Despite not having any further experiences in Architecture he decided to go forward and build his dream. With no building skills Cheval started his project in the garden where his house was. Every day he collected stones on his round, bought them home in his pockets and started to create his dream.

He eventually began taking a wheelbarrow on his round so that he could collect more stones to create more walls and structures.

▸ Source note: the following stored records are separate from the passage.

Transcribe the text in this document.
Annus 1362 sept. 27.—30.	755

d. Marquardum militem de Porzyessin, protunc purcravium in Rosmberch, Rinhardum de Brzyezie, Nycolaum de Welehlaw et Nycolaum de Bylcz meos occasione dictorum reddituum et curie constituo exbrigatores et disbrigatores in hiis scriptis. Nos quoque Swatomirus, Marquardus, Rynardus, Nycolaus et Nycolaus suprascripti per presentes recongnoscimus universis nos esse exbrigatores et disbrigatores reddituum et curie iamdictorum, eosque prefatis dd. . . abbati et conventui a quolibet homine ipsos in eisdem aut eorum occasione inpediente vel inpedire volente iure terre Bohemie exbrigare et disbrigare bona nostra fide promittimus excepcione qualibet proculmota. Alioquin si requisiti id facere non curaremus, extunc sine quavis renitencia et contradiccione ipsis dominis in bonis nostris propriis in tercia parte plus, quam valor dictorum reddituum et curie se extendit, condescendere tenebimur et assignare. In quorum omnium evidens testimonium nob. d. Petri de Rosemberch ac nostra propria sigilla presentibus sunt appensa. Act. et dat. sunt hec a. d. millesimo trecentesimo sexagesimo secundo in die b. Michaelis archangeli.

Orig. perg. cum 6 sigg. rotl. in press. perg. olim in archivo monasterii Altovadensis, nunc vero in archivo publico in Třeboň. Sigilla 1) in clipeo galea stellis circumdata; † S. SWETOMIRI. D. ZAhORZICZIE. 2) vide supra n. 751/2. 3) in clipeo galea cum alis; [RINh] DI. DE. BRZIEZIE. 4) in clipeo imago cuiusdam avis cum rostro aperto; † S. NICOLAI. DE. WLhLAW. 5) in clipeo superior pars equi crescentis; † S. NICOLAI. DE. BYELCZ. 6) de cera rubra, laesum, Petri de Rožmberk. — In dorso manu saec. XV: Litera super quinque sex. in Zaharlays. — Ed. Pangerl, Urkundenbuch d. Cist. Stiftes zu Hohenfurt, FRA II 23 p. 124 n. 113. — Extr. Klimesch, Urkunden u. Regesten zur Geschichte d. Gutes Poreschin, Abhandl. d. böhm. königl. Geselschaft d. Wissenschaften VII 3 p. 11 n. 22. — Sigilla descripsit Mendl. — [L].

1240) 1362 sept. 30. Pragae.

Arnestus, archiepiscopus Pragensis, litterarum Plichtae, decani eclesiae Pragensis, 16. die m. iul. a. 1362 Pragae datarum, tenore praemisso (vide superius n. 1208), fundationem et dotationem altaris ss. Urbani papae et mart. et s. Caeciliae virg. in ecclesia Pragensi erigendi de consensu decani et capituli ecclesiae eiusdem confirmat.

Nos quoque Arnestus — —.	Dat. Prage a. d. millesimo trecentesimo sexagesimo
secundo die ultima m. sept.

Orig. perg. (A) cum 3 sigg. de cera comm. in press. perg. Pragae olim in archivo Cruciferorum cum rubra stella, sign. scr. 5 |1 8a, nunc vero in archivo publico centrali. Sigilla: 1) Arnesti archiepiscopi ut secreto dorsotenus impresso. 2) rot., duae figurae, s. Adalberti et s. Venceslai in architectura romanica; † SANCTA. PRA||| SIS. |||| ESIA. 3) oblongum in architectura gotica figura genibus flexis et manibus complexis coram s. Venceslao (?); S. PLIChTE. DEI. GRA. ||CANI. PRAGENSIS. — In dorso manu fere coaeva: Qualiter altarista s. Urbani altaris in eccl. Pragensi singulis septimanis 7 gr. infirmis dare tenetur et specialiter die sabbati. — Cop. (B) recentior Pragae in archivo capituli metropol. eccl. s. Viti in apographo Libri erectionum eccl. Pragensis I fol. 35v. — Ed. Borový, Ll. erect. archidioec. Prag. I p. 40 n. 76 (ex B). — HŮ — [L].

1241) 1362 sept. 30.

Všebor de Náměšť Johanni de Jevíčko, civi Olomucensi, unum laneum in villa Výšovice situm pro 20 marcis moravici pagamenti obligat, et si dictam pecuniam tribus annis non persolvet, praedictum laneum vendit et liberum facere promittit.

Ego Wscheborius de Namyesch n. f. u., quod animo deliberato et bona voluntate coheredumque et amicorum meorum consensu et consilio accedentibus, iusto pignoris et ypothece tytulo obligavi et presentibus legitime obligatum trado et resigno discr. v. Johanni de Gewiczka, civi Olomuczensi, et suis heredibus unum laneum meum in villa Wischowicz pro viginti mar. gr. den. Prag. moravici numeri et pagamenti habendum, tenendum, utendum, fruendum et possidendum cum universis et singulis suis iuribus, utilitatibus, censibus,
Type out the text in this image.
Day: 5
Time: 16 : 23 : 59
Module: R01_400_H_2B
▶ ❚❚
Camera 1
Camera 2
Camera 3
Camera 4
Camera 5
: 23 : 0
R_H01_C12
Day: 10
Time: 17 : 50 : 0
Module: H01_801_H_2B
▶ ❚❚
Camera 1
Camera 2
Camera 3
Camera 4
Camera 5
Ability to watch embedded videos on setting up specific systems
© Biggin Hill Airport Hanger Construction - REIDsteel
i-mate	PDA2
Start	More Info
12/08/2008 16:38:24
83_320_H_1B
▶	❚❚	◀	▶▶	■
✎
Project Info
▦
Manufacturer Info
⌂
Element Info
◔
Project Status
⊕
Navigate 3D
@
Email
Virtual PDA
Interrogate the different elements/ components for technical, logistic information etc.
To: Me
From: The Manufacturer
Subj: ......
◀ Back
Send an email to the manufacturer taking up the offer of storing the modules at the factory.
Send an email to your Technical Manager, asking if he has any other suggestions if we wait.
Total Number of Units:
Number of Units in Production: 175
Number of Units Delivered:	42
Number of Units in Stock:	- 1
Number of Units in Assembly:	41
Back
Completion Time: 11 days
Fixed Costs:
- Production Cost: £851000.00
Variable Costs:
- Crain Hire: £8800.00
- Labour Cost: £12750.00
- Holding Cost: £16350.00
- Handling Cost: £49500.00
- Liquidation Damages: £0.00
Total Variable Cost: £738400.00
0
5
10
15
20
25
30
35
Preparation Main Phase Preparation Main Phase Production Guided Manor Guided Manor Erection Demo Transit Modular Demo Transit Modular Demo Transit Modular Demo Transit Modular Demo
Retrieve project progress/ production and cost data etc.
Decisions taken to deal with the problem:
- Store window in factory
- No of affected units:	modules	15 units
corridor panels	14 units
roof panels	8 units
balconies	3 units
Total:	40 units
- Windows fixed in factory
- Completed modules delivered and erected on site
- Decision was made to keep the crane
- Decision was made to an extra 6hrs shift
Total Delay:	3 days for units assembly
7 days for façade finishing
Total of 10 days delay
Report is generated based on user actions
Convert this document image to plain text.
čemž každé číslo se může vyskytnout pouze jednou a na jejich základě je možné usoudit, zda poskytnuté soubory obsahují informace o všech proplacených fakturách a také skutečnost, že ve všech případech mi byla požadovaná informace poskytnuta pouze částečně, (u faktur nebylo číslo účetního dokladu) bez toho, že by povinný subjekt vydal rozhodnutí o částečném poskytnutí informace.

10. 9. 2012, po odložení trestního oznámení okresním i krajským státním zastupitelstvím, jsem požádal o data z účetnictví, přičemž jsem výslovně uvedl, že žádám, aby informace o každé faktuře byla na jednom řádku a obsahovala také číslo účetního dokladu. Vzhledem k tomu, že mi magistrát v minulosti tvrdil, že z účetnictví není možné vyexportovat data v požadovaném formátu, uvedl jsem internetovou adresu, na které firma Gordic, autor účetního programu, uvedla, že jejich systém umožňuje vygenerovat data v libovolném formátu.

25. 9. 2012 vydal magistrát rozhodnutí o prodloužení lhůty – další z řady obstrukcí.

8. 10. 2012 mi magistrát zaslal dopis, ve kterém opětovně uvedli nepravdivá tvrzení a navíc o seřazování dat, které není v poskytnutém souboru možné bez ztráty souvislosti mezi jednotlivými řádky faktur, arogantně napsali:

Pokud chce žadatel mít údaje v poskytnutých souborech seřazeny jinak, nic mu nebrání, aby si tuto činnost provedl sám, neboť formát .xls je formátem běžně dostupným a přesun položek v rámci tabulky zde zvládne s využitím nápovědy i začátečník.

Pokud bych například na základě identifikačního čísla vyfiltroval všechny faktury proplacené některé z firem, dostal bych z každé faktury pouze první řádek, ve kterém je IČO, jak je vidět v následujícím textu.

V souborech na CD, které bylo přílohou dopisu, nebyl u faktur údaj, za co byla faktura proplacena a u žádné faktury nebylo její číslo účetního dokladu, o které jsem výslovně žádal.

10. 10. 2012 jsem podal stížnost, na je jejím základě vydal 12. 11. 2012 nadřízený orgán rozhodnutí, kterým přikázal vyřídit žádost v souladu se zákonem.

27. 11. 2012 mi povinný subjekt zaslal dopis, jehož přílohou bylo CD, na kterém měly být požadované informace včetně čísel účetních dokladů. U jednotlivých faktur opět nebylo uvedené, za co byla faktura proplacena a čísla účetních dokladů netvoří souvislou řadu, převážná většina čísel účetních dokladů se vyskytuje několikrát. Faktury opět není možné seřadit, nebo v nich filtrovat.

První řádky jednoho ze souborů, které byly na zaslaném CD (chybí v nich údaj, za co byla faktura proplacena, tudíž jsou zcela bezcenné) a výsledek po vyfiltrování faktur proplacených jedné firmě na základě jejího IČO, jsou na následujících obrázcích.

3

Over the span of 33 years, Ferdinand Cheval spent all of his spare time single-handedly creating his masterpiece, an imaginative 24m castle festooned with fanciful statues and sculptures, exotic animals, pillars, buttresses and grottoes.

The place was finally finished in 1912 and people have been admiring the whimsical building ever since.

Hereafter, Cheval spent the next seven years sculpting his own tomb, another wildly ornate structure, where he is buried. Legros said it was “his masterpiece”.

He breathed his last in August 1924. Chapel had originally wanted to be buried in the palace as he wanted to be there for eternity but both the Church and local state authorities made clear this would not be acceptable.

In 1969, the Palais Ideal as it is known, became a listed historic building. In 1984 it was bequeathed to the town by Cheval’s granddaughter and is now open to the public.

The palace stays open almost all year for visits, and also often serves as a venue for extraordinary concerts and art exhibitions.

It is noteworthy that in recent years, the site has attracted thousands of visitors a year as it stands to be one of the most extraordinary examples of naive art architecture anywhere in the world.

Pablo Picasso visited the palace with fellow artist Dora Maar, with whom he had a years-long relationship, and his friend the poet Paul Eluard.

Ferdinand Cheval

References:

An all-star biopic directed by prominent French moviemaker Nils Tavernier released in 2018, “L’Incroyable Histoire du facteur Cheval” (called simply the “Ideal Palace” in English), further increased interest in his life.

Cheval who made wonder happen in his life, was a self taught person who drew his inspiration from postcards and illustrated magazines.